When raw, these mushrooms have a bitter flavor. Once cooked, they develop a richy, nutty flavor and they will remain crunchy if lightly cooked. They are rich in the flavor known as “umami” in Japanese cuisine. “Umami” is often translated as “savory” and it is difficult to describe, although it can be found in a number of different foods and is likened to a hearty, meaty flavor. Shimeji mushrooms can be used in soups, stews, stir fries, and a wide variety of other dishes as an accent or feature ingredient, depending on the tastes of the cook.
If cooks are using fresh mushrooms, it is advisable to gently brush and rinse them before use to remove soil. The mushrooms should be lightly cooked to retain their crunchiness while taking the edge off their bitter flavor. Dried mushrooms usually need to be rehydrated for use. The easiest way to rehydrate mushrooms is to cover them in a layer of boiling water. The mushrooms will swell as they take on water and then they can be drained and used. If the water is reserved, it can be used as a flavoring and to deglaze pans.

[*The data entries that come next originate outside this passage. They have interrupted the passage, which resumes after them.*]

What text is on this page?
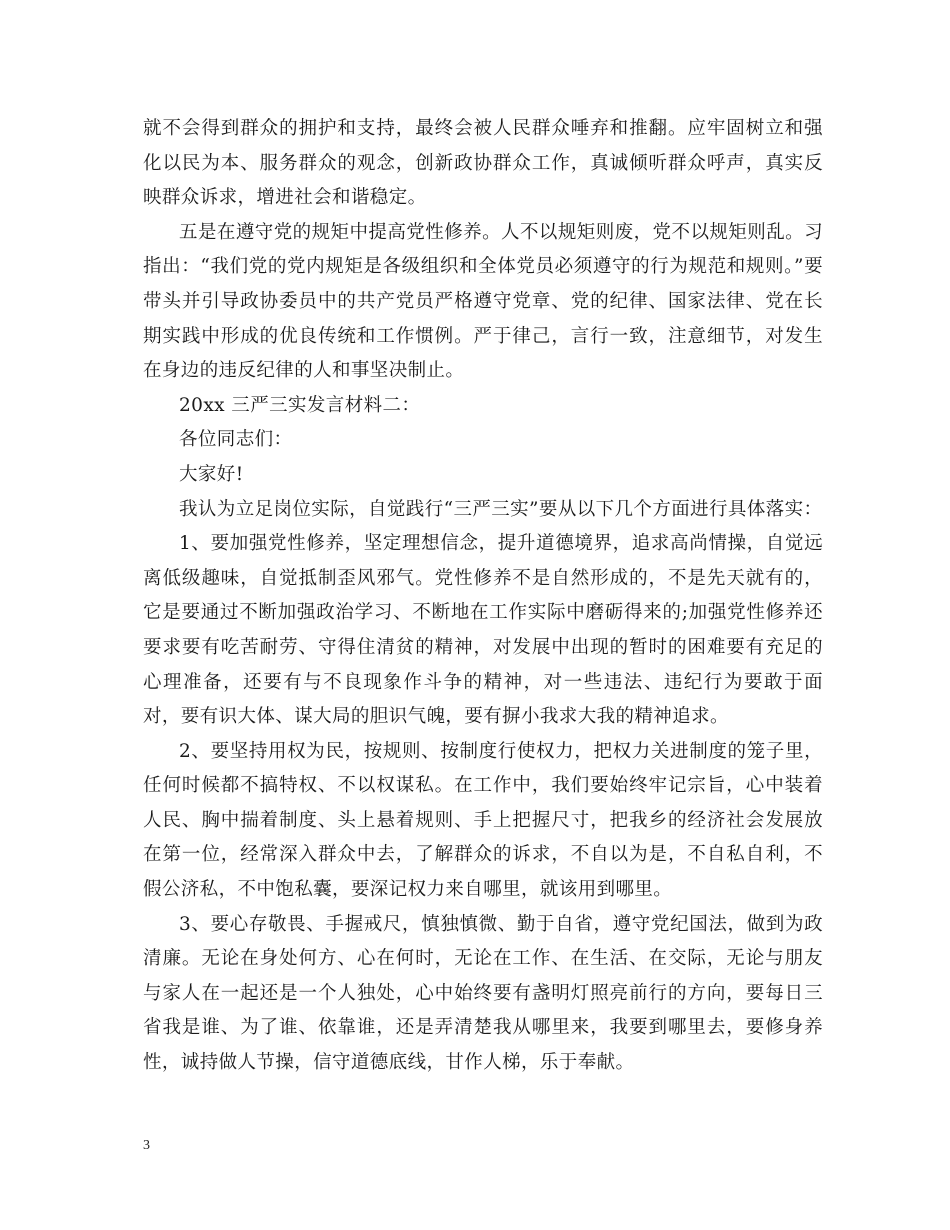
就不会得到群众的拥护和支持，最终会被人民群众唾弃和推翻。应牢固树立和强化以民为本、服务群众的观念，创新政协群众工作，真诚倾听群众呼声，真实反映群众诉求，增进社会和谐稳定。

五是在遵守党的规矩中提高党性修养。人不以规矩则废，党不以规矩则乱。习指出：“我们党的党内规矩是各级组织和全体党员必须遵守的行为规范和规则。”要带头并引导政协委员中的共产党员严格遵守党章、党的纪律、国家法律、党在长期实践中形成的优良传统和工作惯例。严于律己，言行一致，注意细节，对发生在身边的违反纪律的人和事坚决制止。

20xx 三严三实发言材料二：

各位同志们：

大家好!

我认为立足岗位实际，自觉践行“三严三实”要从以下几个方面进行具体落实：

1、要加强党性修养，坚定理想信念，提升道德境界，追求高尚情操，自觉远离低级趣味，自觉抵制歪风邪气。党性修养不是自然形成的，不是先天就有的，它是要通过不断加强政治学习、不断地在工作实际中磨砺得来的;加强党性修养还要求要有吃苦耐劳、守得住清贫的精神，对发展中出现的暂时的困难要有充足的心理准备，还要有与不良现象作斗争的精神，对一些违法、违纪行为要敢于面对，要有识大体、谋大局的胆识气魄，要有摒小我求大我的精神追求。

2、要坚持用权为民，按规则、按制度行使权力，把权力关进制度的笼子里，任何时候都不搞特权、不以权谋私。在工作中，我们要始终牢记宗旨，心中装着人民、胸中揣着制度、头上悬着规则、手上把握尺寸，把我乡的经济社会发展放在第一位，经常深入群众中去，了解群众的诉求，不自以为是，不自私自利，不假公济私，不中饱私囊，要深记权力来自哪里，就该用到哪里。

3、要心存敬畏、手握戒尺，慎独慎微、勤于自省，遵守党纪国法，做到为政清廉。无论在身处何方、心在何时，无论在工作、在生活、在交际，无论与朋友与家人在一起还是一个人独处，心中始终要有盏明灯照亮前行的方向，要每日三省我是谁、为了谁、依靠谁，还是弄清楚我从哪里来，我要到哪里去，要修身养性，诚持做人节操，信守道德底线，甘作人梯，乐于奉献。

3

If a recipe calls for shimeji mushrooms and none are available, cooks can use oyster mushrooms as a substitute or experiment with other mushroom varieties that are known for having a savory, slightly nutty flavor. It is often possible to order shimeji online through companies that supply Japanese ingredients. Prices vary depending on the company, the season, and whether the mushrooms are being sold fresh or dried. Bulk pricing is sometimes available and cooks may want to consider placing a group order with friends.